Little or no uniform in the center of Zaporijia, which incidentally is just one of six “hubs” of the same type, set up on the outskirts of the main war fronts from where this precious information is managed.
OSINT (Open source intelligence) specialists are in charge of scouring social networks, looking for any information, post, photo, geolocation that allows Delta to be fed with real-time information about nature, positioning and movements of enemy units.
As a recent Wall Street Journal article explains, they can also count on the valuable information sent, beyond the lines and in the occupied territories, by Ukrainian quidams who have become indispensable informants, and against whom Russia can do nothing.
Elsewhere in the center, a workshop dedicated to the preparation, repair or testing of drones, often of civilian origin and also widely used to collect the uninterrupted flow of military intelligence centralized by Delta.
Of course, Delta should be as integrated as possible – its programmers go to great lengths to connect incoming Western weaponry to it – and it’s accessible to any unit with the software and an Internet connection, usually thanks to Starlink. 🇧🇷 The platform is also based on satellite images provided by allied countries or various private companies that have set their eyes on the sky at the service of Ukraine.
To further sharpen this knowledge of the situation, analyzes and notes are made daily, and made available to anyone who wants to explore them.
As the Guardian reports, attention is currently focused on Melitopol, a Russian-occupied city that has made it a major logistical hub and where Ukrainian forces struck a blow against a base in December.

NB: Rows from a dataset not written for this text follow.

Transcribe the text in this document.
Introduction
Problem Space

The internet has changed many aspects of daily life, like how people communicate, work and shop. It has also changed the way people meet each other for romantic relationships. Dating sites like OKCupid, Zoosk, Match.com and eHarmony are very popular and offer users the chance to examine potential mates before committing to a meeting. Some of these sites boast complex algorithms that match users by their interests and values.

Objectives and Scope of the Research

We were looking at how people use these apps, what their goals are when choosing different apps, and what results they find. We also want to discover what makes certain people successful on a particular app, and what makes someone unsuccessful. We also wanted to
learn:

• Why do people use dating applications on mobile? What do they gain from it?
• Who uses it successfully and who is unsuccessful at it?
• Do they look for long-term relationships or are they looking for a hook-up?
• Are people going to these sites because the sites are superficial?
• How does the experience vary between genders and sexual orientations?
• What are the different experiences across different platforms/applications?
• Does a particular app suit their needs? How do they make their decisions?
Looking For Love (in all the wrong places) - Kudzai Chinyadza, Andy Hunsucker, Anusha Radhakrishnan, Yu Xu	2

However, not all the Ukrainian army uses the Delta: in an institution whose senior cadres were formed during the Soviet era, the transition to the modern war era and to the aforementioned horizontality is not always easy. But it’s probably only a matter of time before the software is formally adopted and used universally.
“That’s the big story”🇧🇷 explains Shlomo about his work on Delta. “We write what will change the war. Our weapons are computers. Our bullets are information.